I’d like to use Google’s Oauth2 API to login to an application based on an e-mail address. Considering users may not know if their me@mydomain.com is hosted by google, how could I inspect their e-mail address and redirect them to Google Auth via code? For example, on a typical login page you’ve seen the “login with my google account” button, but if the users doesn’t know it’s a google account I’d still like to use OAUTH even if they didn’t click it.
I’ve considered a DNS lookup on the MX record, but not sure if that’s the cleanest/best approach.
i.e. a typical DNS lookup returns:
mydomain.com MX preference = 10, mail exchanger = aspmx.l.google.com
mydomain.com MX preference = 20, mail exchanger = alt1.aspmx.l.google.com
mydomain.com MX preference = 20, mail exchanger = alt2.aspmx.l.google.com
...
An nslookup on MX records would probably be the most practical solution and would be rather simple.
The issue I have with this is that unless your application exclusively requires you to use their Google e-mail, you might be excluding some people. I have an alternate e-mail address set up with my Google account and can use that to log in. Now, I would venture to guess most users would use their Google e-mail account, but you need to be ready for the other case.

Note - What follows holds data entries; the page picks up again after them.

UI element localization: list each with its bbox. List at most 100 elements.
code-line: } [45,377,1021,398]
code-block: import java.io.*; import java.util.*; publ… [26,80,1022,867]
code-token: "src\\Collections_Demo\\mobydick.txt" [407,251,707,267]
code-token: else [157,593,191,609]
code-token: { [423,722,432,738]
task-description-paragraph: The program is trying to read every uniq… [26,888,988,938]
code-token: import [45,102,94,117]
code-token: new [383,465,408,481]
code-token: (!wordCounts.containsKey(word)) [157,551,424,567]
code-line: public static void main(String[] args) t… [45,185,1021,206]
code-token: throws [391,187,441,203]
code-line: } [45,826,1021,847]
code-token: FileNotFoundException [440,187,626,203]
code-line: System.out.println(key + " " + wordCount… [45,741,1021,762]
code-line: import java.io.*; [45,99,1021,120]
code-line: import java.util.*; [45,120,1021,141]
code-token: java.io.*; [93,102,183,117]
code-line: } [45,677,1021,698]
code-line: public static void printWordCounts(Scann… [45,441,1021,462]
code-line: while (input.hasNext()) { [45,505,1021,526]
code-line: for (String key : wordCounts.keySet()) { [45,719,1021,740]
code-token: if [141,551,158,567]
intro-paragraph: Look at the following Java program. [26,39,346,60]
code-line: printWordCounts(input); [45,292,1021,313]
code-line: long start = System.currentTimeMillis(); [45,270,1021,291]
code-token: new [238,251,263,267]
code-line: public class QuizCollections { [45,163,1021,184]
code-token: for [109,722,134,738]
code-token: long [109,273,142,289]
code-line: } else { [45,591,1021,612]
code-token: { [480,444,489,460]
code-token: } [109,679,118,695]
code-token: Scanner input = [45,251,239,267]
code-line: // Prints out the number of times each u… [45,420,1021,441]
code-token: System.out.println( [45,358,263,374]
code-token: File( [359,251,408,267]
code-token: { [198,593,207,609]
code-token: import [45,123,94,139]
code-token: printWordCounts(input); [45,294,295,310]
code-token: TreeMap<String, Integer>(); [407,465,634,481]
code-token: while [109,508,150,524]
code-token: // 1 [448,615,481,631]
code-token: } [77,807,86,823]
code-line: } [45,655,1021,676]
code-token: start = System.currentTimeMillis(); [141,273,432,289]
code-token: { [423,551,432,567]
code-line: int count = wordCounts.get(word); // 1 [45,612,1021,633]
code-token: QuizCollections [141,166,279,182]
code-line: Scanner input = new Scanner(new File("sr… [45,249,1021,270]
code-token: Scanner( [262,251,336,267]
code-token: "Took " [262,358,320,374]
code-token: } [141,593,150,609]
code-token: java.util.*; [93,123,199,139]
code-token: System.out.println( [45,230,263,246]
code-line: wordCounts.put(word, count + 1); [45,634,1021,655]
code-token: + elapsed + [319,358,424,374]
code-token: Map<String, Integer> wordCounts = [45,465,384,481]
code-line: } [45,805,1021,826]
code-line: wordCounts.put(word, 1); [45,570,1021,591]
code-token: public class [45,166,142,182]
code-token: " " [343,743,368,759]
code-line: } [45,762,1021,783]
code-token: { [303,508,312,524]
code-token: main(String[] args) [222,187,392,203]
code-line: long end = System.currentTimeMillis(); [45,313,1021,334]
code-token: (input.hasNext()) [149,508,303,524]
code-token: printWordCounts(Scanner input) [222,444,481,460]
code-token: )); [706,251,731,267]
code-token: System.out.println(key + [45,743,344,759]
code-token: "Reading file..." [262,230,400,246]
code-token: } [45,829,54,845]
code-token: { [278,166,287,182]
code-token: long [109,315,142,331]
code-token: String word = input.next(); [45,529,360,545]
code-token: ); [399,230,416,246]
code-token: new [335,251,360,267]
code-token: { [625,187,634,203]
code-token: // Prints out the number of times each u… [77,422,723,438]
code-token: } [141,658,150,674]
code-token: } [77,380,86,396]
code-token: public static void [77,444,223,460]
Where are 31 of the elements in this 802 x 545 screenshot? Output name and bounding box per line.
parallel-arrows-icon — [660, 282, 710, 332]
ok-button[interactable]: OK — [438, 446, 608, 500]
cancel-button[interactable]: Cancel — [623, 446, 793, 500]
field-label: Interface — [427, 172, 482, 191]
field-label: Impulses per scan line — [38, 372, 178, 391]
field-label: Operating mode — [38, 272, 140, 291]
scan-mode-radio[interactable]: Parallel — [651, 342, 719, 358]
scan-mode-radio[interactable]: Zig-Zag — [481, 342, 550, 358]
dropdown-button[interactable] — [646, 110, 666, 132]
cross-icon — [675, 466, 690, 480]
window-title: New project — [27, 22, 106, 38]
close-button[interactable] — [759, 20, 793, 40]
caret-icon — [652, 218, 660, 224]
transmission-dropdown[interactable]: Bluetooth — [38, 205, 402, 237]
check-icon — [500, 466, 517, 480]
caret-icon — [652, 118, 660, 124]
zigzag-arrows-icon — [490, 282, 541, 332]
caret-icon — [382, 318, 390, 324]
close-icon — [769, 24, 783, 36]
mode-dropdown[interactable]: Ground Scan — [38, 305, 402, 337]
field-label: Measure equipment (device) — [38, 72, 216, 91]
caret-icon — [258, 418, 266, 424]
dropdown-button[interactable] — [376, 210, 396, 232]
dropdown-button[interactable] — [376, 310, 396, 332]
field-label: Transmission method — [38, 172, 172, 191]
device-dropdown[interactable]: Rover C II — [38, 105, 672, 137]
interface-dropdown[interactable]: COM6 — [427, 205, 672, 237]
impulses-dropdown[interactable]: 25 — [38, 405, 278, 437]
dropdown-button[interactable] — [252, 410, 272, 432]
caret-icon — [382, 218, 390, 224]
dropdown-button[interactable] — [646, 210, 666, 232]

My suggestion is to first use an easier, deprecated method, like ClientLogin. You can do a simple post using https://www.google.com/accounts/ClientLogin?Email=who@where.com&Passwd=password
If you get “Error=BadAuthentication”, then the authentication failed. If you get a good authentication, you know this e-mail address is associated with a Google account and then you can use Oauth2 to log them in. The only issue I see with this is if the user enters an incorrect password. I would do some research across all of the Google APIs to see if any of them can tell you about an incorrect password vs. just a failed login, though that might not exist for security purposes.
Anyway, good luck. Keep us updated if you come up with something else.